The underlying loss per share for the quarter, excluding some one-off items, was 26 cents, compared to a loss of 90 cents for the equivalent period of 2015. Analysts had on average forecast a loss of 40 cents.
The results contrast with the fourth quarter reports from ExxonMobil and Chevron, the two largest US oil and gas groups, which both released disappointing earnings for the fourth quarter of last year.
Conoco’s shares fell more than 60 per cent in the oil price crash, to a low point in February last year after it cut its dividend, but have risen 24 per cent over the past 12 months as crude has recovered.
Ryan Lance, chief executive, said the company’s recent performance “highlights the significant changes we’ve made as a company to respond to a world of lower and more volatile commodity prices.”
For the second quarter in a row our cash from operating activities exceeded capital expenditures and dividends paid. Our capital intensity and cost structure are dramatically lower, we’ve increased our dividend, and our debt reduction and share buyback programs are underway. We are delivering our operational milestones and our 18 BBOE of resources with an average cost of supply less than $40 per barrel Brent represents a deep source of high-return future investments.
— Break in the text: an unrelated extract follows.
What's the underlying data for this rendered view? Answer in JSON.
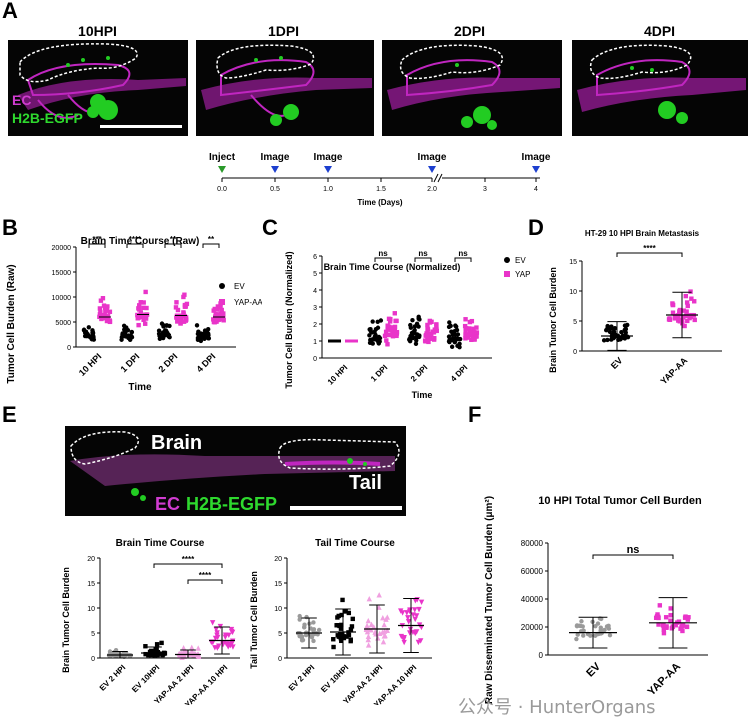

Conoco cut capital spending by more than 50 per cent to $4.9bn last year, and cut production and operating expenses by 19 per cent.
Production for 2016, excluding the Libyan operations that have been hit by disruption in that country, dropped slightly to 1.57m barrels of oil equivalent per day, down from 1.59m b/d in 2015.
For 2017, the company expects capital spending to be roughly unchanged at $5bn, it said.
It also projected average production outside Libya of 1.54m-1.57m b/d this year, representing growth of 0-2 per cent allowing for the effect of asset sales.